Where do you get the idea that LayoutStrategies aren't necessary after all?
IMO, they are crucial, regardless of what Peter does.

> would cause a lot of frustration with (and would thus come across as
> offending to) someone who takes the project seriously, like yourself.

I don't care whether Peter uses LayoutStrategy or not. My frustration stems
from the fact that design questions can be repeated ad infinitum and ad
nauseam. People who take the questions seriously and try to develop answers
to them have the same weight as those who flippantly say "-1" or those who
let the thread dangle until they can reagitate the question again.

> However, right now, reacting the way you do, I'm getting the impression
> you're taking it waaay *too* seriously --in fact, you have been doing that
> all along. It almost seems like you are backing out now, because you see a
> certain failure ahead and you want to avoid it. You just don't want to be
> there when it turns out your proposals were worthless to begin with.

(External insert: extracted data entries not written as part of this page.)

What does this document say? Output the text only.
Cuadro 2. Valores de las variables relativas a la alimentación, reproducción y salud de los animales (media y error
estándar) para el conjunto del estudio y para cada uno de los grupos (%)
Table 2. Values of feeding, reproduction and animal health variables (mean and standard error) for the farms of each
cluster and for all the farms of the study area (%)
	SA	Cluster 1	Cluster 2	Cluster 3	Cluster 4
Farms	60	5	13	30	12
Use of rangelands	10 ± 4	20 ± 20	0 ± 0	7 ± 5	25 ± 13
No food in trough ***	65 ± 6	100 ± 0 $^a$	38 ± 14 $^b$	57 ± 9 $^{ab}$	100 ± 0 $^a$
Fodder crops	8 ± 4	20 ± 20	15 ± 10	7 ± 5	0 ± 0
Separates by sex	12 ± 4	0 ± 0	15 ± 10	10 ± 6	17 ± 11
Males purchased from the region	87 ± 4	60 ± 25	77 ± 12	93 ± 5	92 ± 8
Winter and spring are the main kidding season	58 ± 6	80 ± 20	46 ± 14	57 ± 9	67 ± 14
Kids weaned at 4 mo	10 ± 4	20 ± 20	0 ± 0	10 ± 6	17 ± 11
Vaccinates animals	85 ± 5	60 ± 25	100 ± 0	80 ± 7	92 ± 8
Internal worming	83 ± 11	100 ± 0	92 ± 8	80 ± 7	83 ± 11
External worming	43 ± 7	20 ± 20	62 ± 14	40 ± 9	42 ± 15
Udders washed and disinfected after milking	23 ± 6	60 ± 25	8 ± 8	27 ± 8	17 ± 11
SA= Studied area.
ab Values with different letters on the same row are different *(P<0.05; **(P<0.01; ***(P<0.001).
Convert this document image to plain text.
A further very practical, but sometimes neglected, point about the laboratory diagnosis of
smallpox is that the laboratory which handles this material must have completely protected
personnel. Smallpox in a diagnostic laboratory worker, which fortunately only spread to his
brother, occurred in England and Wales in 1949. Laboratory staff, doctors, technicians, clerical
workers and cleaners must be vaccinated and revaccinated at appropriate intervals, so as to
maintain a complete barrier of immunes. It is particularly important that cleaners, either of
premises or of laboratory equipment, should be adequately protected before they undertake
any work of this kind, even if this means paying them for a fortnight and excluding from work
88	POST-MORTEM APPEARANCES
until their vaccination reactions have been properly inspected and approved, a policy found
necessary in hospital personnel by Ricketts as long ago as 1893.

Perhaps you would be so kind as to tell me what you are talking about.
Specifically what is it that you think will fail, and why? If you can answer
that, then you can answer the question that I have asked Peter to answer 4
times now.

I have acknowledged that my proposals may be worthless. In fact, I have
asked Peter to simply show that they are. If the solution requires a complex
system to coordinate parsing and layout, then that is what we need to do. I
have proposed a much simpler alternative that leaves our existing code base
intact, and have asked Peter to find any flaws in it. The nature of this
stuff is that some days you teach and others you are taught. I can't get
Peter to do either one.

Your ad hominem attack on my motives is rude, arrogant, offensive, and not
supported by anything that I have said. And I don't mind saying that it is
false.

> Nowhere have I read any allusion to you as the guy everyone else wishes
> would go away (perhaps somewhere in the whitespace in between two words in
> one of Glen's posts ;) ) Things get rough sometimes, not everyone is as
> fluent in expressing himself in writing, and, as it turns out,
> not everyone
> seems to be as fluent in reading what is written...

Again you have misunderstood the issue. It is not that we do not understand
each other, but in fact that we understand each other too well.